There has been a tendency as this year has drawn on for some people to get a bit fundamentalist about remote work. Perhaps fearing a return to the old status quo after the pandemic, those who have been enjoying the new arrangement will loudly declaim anyone who questions it. Their enjoyment of the new flexibility — the ability to spend more time with family, to cut out the commute and ultimately to move out of the city and save costs while still living in a larger home, etc. — leads them to assume that this must be what everyone desires, to the point that I’ve heard many people suggesting that the coming decades will see an emptying out of major cities at a grand scale.

I’ll make the actually not terribly bold prediction here that COVID-19, for all that it’s been disruptive, is not going to reverse thousands of years of gradual urbanisation, much of which rather predated widespread office work. Taking full advantage of the flexibility offered by remote work will appeal to a great many people, but for many others city living is actually a pleasure, rather than an evil to be tolerated for the sake of gainful employment. As companies roll out remote working provisions, a cultural divide between those two groups of employees is going to emerge that’s going to need to be handled and managed very closely.

Some staff will stay in close proximity and go to the office often, as much for the social aspects as through necessity for work. Others will take the “remote” aspect of remote working to heart, and appear in the office very infrequently. It will take significant effort and careful management to ensure that those divides don’t solidify into cliques — that remote workers, in particular, don’t find themselves locked out of decision making processes and opportunities. Balancing that against the genuine advantage of having people physically working together and bouncing ideas off one another — essential in many creative processes — will be a very tough problem to solve.

Ultimately, as companies start this process of integrating remote work as a core part of their practices, it’s going to be worth going back to Microsoft CEO Satya Nadella’s comments quite early in the pandemic, when he observed (paraphrasing here) that many firms who had switched to remote work were spending social capital they had no way of recharging.

This has held true through experiences related from many companies that have been trying to figure out remote working this year; old employees who have been colleagues for years fare far better than new staff who struggle to establish social relationships with people they only ever see on Zoom. Teams working on long-running projects with well-established goals do pretty well; teams trying to start new projects grind to a halt as the technology for online collaboration slows or entirely stops effective brainstorming. Combine this with the cost aspects — it won’t be cheap, let alone being a saving — and the trickiness of managing social relationships within a company where some staff are remote and some maintain in-person contact, and you’ve got a very major challenge ahead for this industry and others like it.

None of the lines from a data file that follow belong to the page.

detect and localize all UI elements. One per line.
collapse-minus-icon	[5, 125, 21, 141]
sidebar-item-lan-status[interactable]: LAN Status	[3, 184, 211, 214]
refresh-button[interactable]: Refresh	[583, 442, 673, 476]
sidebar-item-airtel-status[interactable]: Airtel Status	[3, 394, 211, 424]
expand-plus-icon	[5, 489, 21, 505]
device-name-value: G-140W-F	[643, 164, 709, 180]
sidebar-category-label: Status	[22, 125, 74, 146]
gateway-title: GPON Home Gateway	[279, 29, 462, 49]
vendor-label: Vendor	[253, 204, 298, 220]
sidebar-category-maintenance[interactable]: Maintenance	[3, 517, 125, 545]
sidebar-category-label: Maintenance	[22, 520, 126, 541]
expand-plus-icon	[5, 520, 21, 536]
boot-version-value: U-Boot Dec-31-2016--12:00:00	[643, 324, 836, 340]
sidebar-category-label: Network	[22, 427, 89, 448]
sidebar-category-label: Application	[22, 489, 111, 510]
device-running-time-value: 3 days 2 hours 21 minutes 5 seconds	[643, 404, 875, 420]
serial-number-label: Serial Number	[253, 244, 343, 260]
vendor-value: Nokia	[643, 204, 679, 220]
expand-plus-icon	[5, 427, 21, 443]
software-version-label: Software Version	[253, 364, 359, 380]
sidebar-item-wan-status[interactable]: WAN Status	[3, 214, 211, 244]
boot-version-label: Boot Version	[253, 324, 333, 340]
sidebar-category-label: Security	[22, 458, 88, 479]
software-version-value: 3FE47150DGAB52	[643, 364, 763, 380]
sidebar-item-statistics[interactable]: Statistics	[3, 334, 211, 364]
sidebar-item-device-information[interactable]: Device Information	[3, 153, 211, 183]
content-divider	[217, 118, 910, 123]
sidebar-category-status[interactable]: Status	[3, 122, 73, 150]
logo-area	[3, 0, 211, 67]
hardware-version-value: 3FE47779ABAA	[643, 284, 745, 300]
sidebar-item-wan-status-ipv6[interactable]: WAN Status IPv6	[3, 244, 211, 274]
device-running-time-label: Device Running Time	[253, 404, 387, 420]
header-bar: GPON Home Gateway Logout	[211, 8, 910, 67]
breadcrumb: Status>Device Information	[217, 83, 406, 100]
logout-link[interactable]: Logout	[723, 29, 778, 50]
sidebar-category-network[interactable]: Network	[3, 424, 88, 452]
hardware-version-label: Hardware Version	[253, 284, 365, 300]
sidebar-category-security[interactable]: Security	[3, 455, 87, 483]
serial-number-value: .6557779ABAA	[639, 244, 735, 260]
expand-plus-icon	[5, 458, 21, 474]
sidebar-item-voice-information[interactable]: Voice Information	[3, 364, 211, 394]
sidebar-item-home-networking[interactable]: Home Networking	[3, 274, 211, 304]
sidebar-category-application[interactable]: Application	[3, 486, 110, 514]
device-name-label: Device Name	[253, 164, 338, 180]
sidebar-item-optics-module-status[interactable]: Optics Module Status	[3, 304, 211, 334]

Yet in the end, it will be worth doing — and it’s probably unavoidable, because those staff who have had a taste of how effective remote working can be aren’t going to willingly go back to the old paradigm. Remote work will, and must, find a place alongside other styles of work as an established, accepted and well-considered part of how companies function. Those that succeed will be those who approach remote work policies with the right objectives in mind, a sense of flexibility, and a willingness to put in the elbow grease to get these policies and systems to work well for everyone involved.